Pray in silence any penitential prayer that the priest has passed. Kneel down, clasp your hands, and bow your head until you have completed your penance and have properly reflected on your experience. Always remember the Sacrament of Reconciliation

Make a Good Confession in the Catholic Church Step 10

Step 3. Go out feeling better and living God's forgiveness

Be happy and confident for God's love and mercy. Live for Him every minute of your life and tell everyone how wonderful it is to live serving the Lord.

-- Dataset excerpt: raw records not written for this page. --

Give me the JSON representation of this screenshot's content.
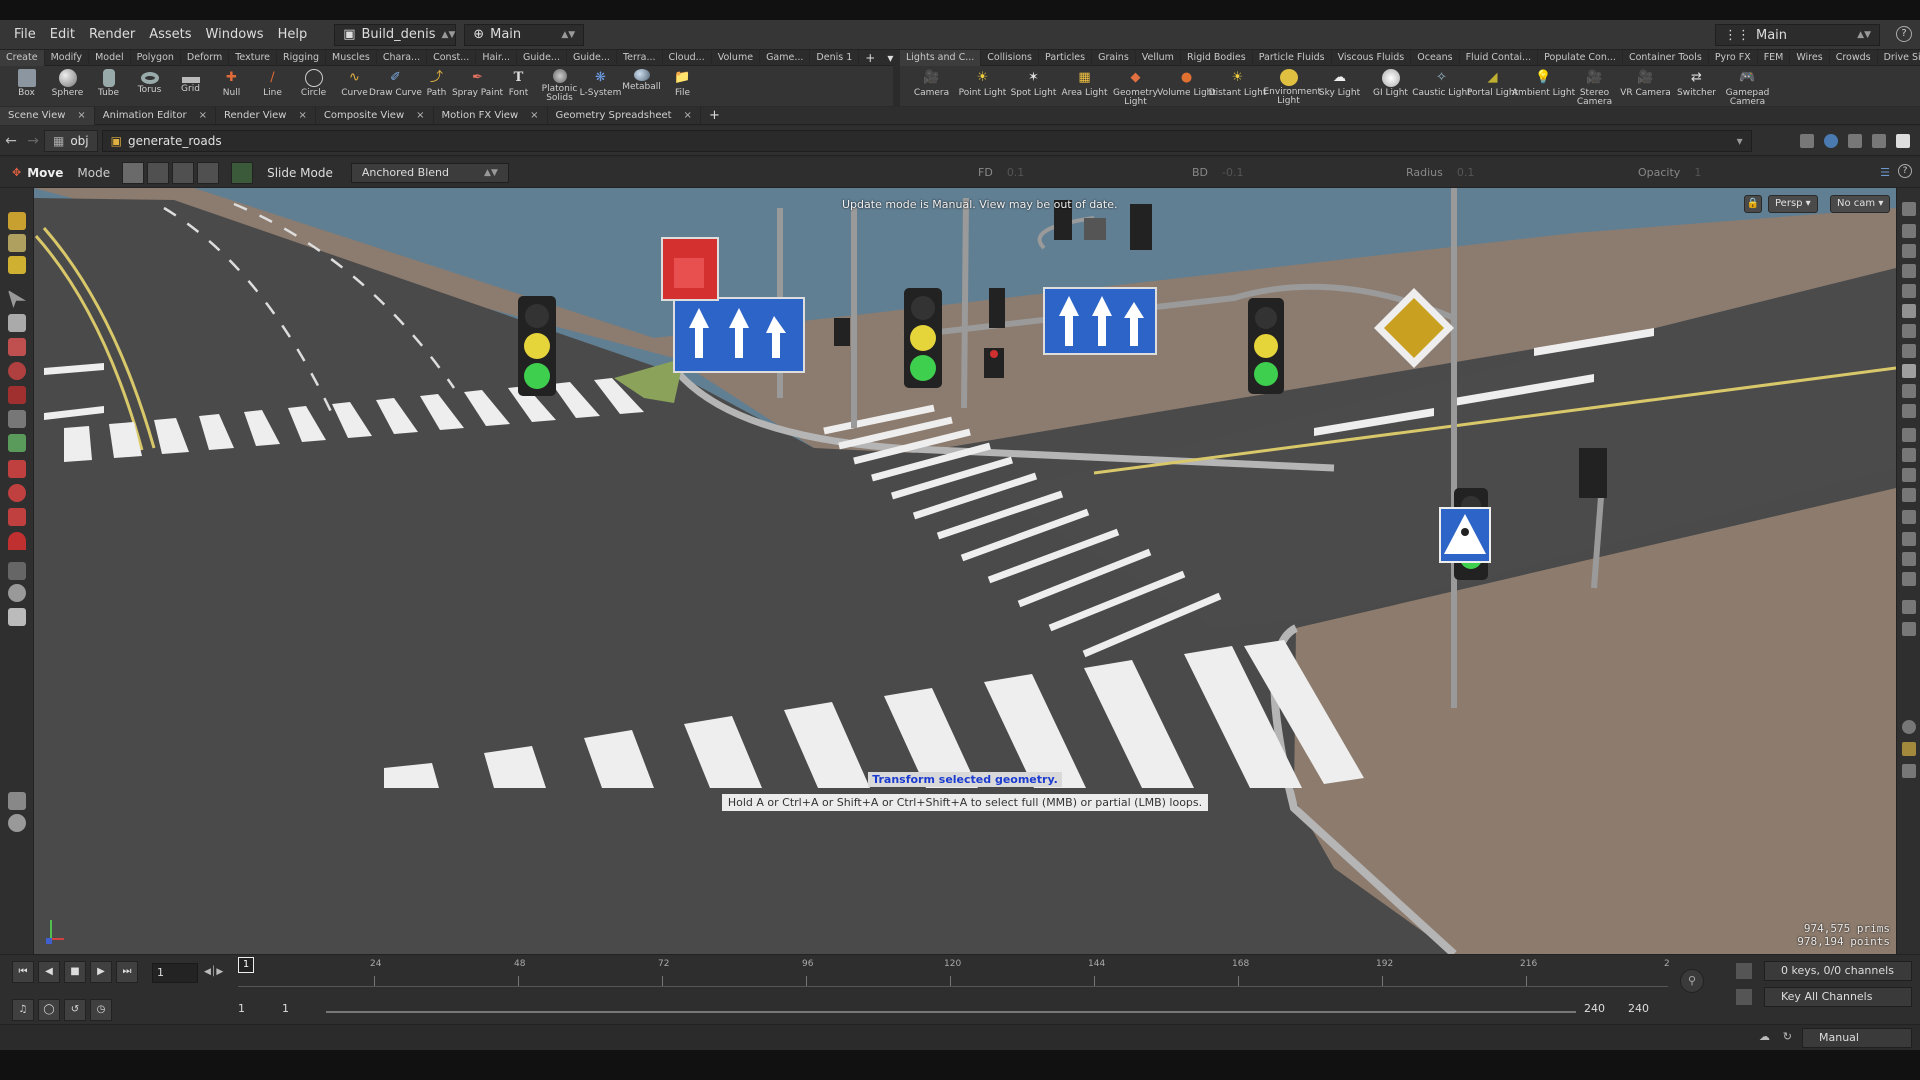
{
  "menu": {
    "items": [
      "File",
      "Edit",
      "Render",
      "Assets",
      "Windows",
      "Help"
    ],
    "desktop": "Build_denis",
    "network": "Main",
    "right_desktop": "Main"
  },
  "shelf_left": {
    "tabs": [
      "Create",
      "Modify",
      "Model",
      "Polygon",
      "Deform",
      "Texture",
      "Rigging",
      "Muscles",
      "Chara...",
      "Const...",
      "Hair...",
      "Guide...",
      "Guide...",
      "Terra...",
      "Cloud...",
      "Volume",
      "Game...",
      "Denis 1"
    ],
    "tools": [
      "Box",
      "Sphere",
      "Tube",
      "Torus",
      "Grid",
      "Null",
      "Line",
      "Circle",
      "Curve",
      "Draw Curve",
      "Path",
      "Spray Paint",
      "Font",
      "Platonic Solids",
      "L-System",
      "Metaball",
      "File"
    ]
  },
  "shelf_right": {
    "tabs": [
      "Lights and C...",
      "Collisions",
      "Particles",
      "Grains",
      "Vellum",
      "Rigid Bodies",
      "Particle Fluids",
      "Viscous Fluids",
      "Oceans",
      "Fluid Contai...",
      "Populate Con...",
      "Container Tools",
      "Pyro FX",
      "FEM",
      "Wires",
      "Crowds",
      "Drive Simula..."
    ],
    "tools": [
      "Camera",
      "Point Light",
      "Spot Light",
      "Area Light",
      "Geometry Light",
      "Volume Light",
      "Distant Light",
      "Environment Light",
      "Sky Light",
      "GI Light",
      "Caustic Light",
      "Portal Light",
      "Ambient Light",
      "Stereo Camera",
      "VR Camera",
      "Switcher",
      "Gamepad Camera"
    ]
  },
  "pane_tabs": [
    "Scene View",
    "Animation Editor",
    "Render View",
    "Composite View",
    "Motion FX View",
    "Geometry Spreadsheet"
  ],
  "path": {
    "root": "obj",
    "node": "generate_roads"
  },
  "opbar": {
    "tool": "Move",
    "mode": "Mode",
    "slide": "Slide Mode",
    "blend": "Anchored Blend",
    "fd_label": "FD",
    "fd_value": "0.1",
    "bd_label": "BD",
    "bd_value": "-0.1",
    "radius_label": "Radius",
    "radius_value": "0.1",
    "opacity_label": "Opacity",
    "opacity_value": "1"
  },
  "viewport": {
    "update_msg": "Update mode is Manual. View may be out of date.",
    "persp": "Persp ▾",
    "cam": "No cam ▾",
    "hint_title": "Transform selected geometry.",
    "hint_body": "Hold A or Ctrl+A or Shift+A or Ctrl+Shift+A to select full (MMB) or partial (LMB) loops.",
    "prims": "974,575  prims",
    "points": "978,194 points"
  },
  "timeline": {
    "frame": "1",
    "cursor": "1",
    "ticks": [
      "24",
      "48",
      "72",
      "96",
      "120",
      "144",
      "168",
      "192",
      "216",
      "2"
    ],
    "range_start": "1",
    "range_start2": "1",
    "range_end": "240",
    "range_end2": "240",
    "keys": "0 keys, 0/0 channels",
    "key_all": "Key All Channels",
    "update_mode": "Manual"
  }
}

Be aware. Don't use confession as a way to make excuses for sin. Rejoice that you have been forgiven and live as God would have you live to reduce the need for confession


  • Don't be afraid to talk. One of the best things about Confession for a human being is that the priest can give great advice. He's probably heard confessions similar to yours, and he's probably got a lot of ideas about how you can avoid sins in the future.
  • Remember the purpose of this Sacrament. "The penitent asks for forgiveness to be reconciled with God and His Church." God knows your sins and we don't need to remind Him. While this Sacrament helps you feel better, it is simply a natural result of re-establishing fellowship with God and His Church. The sinner repents and renews the grace of his baptism.
  • Be clear, concise, repentant and complete. This means:

    • Of course: don't use euphemisms (words that lighten the sense of sin). Give things their real names and don't take too long to tell them what you've done.
    • Concise: Don't mess around, looking for explanations or excuses. In confession, the guilty receive full pardon!
    • Sorry: you need to repent. Sometimes we don't feel sorry, that's fine, but we need to try. Just by making a confession, we already know that we are sorry. It may be that doing extra penance and trying to redeem yourself from sin is a good way to show God that we are sorry for having offended Him.
    • Complete: We need to count all our sins. It will be contradictory if we don't confess all our deadly sins. It's also a good idea to confess our minor sins, even though it's not necessary. If we receive Communion with godliness and with a pure heart, we can have our minor sins forgiven, but it is always good to confess frequently and show your regret for the sins we have committed. That's why it's good to always confess, so we don't run the risk of forgetting anything. If we never confess and don't confess a mortal sin, that's already a sin. We need to confess this sin in addition to the sin of having omitted the error. We must never commune without having confessed mortal sins. This is sacrilege and deeply offends God.
  • The confidentiality of the confession prevents the priest from revealing his sins to anyone, under penalty of excommunication. That means no one, not even the Pope, can make him count. Furthermore, priests cannot be forced to recount what they have heard in confession in legal proceedings.


  • Be careful not to let your soul-searching cause you to feel a constant sense of guilt. Think about your sins calmly and honestly.
  • It's important to be truly sorry for what you've done. Your confession will be empty if you are not true and you will not be forgiven.
  • Under normal circumstances, only the baptized can receive the Sacrament of Reconciliation. However, there may be a restriction in serious cases (such as the imminent death of a non-Catholic).